Maintenant que les crédits sont divisés par deux par le président, sans que les médias ne s'en émeuvent trop, le candidat considère que, «pour relancer dans de bonnes conditions l'intégration, il faut diviser par deux le nombre de gens que nous accueillons, c'est-à-dire passer de 180.000 autour de 100.000».
Il veut aussi appliquer aux candidats au mariage avec une Française ou un Français les conditions de revenus et de logement exigées pour l'attribution d'un titre de séjour, comme cela a permis, dans son application au regroupement familial, de réduire de 25.000 à 15.000 personnes par an le nombre d'immigrés pouvant venir en France. Les candidats au mariage seraient par ailleurs soumis à un examen de français et de «connaissance des valeurs de la République».
Chiffres trompeurs sur le RSA
Indiquant qu’il y avait à ce jour «165.000 étrangers» bénéficiaires du RSA, sans préciser s’il s’agissait d’étrangers communautaires ou non ressortissant de l’Union européenne, il a dit vouloir imposer «dix ans de présence sur le territoire et cinq ans d'activité pour bénéficier du RSA».
Le RSA, contrairement au RMI, n'est pas attribué à tout le monde, et notamment pas au premier étranger venu. La loi de décembre 2008 instaurant le RSA prévoit deux grandes catégories d’étrangers:
• les Européens de l’UE, pour qui trois mois de résidence permanente et une autorisation de séjour sont nécessaires,
• les ressortissants de pays tiers, qui doivent justifier au minimum de cinq années d’autorisation de travail
A ce sujet, lire Etranger = fraudeur + voleur (février 2012).
Sachant qu’il y avait 1,8 millions de foyers au RSA au 31 décembre 2010 (lire ici), les 165.000 étrangers avancés par Nicolas Sarkozy en termes d’individus et non de foyers, pour une ressource qui n’est pas individualisée mais familiale, valent largement moins que l’apparent 9% du total.
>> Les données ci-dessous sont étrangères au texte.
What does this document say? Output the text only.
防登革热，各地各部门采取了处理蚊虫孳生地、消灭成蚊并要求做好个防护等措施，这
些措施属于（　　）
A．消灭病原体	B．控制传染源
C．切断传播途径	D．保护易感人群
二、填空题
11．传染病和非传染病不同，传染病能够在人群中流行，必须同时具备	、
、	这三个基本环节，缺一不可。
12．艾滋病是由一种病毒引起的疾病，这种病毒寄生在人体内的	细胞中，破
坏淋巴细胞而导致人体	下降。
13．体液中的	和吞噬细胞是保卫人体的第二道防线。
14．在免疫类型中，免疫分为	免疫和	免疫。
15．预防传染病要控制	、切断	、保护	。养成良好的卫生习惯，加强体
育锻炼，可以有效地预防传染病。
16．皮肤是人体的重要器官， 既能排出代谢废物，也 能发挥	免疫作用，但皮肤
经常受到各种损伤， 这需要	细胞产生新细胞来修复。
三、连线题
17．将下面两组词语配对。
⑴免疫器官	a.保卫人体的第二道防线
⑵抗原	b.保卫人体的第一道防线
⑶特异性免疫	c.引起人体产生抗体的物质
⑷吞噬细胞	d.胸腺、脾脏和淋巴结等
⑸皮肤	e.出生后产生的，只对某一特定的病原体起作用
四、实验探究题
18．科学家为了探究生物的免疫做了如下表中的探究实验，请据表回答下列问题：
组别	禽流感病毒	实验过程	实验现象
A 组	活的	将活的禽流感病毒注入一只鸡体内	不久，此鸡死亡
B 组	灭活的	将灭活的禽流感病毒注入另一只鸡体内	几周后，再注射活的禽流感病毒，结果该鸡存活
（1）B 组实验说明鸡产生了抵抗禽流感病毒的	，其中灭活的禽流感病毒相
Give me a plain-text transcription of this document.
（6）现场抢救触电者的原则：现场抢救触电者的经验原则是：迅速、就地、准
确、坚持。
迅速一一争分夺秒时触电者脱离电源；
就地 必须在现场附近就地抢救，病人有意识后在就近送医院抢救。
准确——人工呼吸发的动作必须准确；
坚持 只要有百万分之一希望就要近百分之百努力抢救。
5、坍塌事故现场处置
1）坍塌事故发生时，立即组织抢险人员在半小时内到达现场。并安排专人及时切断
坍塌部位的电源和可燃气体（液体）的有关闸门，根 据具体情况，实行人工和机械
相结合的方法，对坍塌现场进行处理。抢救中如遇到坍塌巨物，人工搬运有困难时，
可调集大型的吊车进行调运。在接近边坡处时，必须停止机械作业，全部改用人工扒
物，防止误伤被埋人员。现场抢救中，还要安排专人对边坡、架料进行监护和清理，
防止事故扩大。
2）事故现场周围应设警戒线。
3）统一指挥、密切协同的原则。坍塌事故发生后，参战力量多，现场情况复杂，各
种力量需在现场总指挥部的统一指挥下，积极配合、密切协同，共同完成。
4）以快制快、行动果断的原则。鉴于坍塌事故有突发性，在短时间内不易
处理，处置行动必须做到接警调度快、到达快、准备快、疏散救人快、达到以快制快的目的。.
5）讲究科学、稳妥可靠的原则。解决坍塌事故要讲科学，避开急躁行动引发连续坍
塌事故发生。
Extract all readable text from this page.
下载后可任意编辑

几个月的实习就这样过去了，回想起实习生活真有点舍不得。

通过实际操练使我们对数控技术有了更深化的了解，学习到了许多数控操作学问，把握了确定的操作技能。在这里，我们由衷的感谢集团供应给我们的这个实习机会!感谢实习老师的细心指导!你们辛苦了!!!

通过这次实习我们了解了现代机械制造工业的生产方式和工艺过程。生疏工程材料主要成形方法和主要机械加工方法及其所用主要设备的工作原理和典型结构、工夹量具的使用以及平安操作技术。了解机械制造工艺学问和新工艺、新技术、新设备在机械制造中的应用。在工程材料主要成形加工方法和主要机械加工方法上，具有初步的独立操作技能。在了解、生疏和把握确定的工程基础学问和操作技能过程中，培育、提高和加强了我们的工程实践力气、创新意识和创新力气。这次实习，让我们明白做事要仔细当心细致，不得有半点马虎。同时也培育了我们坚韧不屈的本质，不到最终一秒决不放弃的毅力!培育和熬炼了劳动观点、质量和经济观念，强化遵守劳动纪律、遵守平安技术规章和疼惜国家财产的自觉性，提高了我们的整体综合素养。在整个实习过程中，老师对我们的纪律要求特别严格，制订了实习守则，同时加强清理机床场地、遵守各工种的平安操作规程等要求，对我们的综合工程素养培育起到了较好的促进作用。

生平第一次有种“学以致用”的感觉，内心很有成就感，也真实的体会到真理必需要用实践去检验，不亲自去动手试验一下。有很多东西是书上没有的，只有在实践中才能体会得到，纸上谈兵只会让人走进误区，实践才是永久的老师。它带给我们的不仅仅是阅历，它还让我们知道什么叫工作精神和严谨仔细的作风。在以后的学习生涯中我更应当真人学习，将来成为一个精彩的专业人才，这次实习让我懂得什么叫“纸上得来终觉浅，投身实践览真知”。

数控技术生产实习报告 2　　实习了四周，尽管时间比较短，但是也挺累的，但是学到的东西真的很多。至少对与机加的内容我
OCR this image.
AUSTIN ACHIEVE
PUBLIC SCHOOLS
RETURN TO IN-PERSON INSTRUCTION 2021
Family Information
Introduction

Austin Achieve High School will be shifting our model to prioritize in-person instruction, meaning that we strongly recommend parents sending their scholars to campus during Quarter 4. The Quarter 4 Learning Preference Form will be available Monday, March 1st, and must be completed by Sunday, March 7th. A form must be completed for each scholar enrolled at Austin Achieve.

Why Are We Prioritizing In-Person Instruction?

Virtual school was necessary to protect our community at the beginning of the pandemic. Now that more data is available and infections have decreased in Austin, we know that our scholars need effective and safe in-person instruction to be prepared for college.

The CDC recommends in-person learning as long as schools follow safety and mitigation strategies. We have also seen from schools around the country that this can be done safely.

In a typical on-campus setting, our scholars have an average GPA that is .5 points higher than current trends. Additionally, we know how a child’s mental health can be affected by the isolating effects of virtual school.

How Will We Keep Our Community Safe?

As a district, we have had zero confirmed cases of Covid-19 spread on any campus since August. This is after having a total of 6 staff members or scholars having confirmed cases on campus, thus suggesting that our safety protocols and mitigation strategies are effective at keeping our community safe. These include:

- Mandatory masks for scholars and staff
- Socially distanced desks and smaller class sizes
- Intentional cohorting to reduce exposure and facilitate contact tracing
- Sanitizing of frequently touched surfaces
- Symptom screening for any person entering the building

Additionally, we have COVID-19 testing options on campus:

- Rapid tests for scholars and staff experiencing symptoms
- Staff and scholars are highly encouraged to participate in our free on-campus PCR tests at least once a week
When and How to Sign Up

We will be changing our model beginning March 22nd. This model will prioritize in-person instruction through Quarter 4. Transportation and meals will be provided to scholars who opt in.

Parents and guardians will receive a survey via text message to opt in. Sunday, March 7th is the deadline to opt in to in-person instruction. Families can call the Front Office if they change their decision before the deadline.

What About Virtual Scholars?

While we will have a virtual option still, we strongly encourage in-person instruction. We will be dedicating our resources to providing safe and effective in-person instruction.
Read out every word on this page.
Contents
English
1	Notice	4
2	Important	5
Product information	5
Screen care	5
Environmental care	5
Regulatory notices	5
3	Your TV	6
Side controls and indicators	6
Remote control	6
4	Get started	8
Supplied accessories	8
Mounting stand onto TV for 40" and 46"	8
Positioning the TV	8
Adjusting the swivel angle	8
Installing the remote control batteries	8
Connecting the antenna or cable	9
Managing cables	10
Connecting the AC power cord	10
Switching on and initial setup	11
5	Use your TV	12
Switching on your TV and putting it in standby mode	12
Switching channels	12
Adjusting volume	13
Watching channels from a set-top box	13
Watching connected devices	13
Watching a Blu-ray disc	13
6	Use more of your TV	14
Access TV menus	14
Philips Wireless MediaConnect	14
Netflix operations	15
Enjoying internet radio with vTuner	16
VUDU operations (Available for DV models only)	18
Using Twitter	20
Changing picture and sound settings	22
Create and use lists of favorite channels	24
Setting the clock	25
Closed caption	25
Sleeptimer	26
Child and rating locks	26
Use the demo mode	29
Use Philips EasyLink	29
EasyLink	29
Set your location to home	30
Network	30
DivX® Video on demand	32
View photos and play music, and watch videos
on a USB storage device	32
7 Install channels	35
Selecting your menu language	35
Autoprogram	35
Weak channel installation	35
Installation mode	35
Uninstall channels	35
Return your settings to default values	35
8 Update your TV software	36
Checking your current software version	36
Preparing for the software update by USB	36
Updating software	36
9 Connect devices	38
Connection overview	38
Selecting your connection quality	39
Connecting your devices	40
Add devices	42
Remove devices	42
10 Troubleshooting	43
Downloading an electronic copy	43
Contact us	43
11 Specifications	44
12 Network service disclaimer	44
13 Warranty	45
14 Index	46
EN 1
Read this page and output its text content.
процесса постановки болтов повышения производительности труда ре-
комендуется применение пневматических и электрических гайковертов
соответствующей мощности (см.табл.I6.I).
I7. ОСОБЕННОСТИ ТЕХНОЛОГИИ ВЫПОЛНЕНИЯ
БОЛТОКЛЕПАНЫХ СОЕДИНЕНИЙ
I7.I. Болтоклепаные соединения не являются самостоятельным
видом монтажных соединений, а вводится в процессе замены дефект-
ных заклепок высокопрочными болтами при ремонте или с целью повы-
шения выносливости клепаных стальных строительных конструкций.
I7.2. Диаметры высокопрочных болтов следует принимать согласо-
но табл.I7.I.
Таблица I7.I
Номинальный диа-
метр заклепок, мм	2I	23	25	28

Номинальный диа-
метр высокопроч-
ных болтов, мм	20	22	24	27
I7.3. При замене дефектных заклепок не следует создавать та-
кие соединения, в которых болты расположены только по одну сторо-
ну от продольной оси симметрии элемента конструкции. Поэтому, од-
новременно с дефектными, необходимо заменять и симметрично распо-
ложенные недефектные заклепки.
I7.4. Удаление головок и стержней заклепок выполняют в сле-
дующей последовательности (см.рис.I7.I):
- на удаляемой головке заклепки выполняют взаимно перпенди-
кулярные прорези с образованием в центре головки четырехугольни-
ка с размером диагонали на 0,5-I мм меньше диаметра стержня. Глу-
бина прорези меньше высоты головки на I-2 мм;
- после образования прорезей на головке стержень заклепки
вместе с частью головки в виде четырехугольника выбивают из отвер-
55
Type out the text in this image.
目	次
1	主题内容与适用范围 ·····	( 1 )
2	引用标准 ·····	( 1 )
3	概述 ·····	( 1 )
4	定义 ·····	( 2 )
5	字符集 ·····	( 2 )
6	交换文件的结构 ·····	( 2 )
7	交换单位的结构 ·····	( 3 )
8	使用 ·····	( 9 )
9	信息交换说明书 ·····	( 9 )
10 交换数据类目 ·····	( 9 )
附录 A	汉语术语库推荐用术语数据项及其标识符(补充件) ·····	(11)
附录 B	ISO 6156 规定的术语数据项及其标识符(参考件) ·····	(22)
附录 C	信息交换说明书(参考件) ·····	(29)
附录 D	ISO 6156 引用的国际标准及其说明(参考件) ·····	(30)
En clair, les critères sont déjà largement assez restrictifs comme ça et correspondent davantage à une photographie de la population générale qu'à une photographie de la population précaire.
Donc, en disant ne pas vouloir d’une «immigration fondée sur la seule appétence des minima sociaux», le candidat Sarkozy méconnaissait la Loi qu’il avait signée en tant que président. Ou tentait d’embrouiller le téléspectateur, ce qui est plus vraisemblable. Ce qui est regrettable, c’est que personne ne l’ait repris sur ce point non plus.
Le candidat Sarkozy est par ailleurs revenu sur son ambition de faire travailler quelques heures par semaine les allocataires du RSA, et a indiqué qu'il voulait une évaluation des “bénéficiaires” du RSA tous les dix-huit mois.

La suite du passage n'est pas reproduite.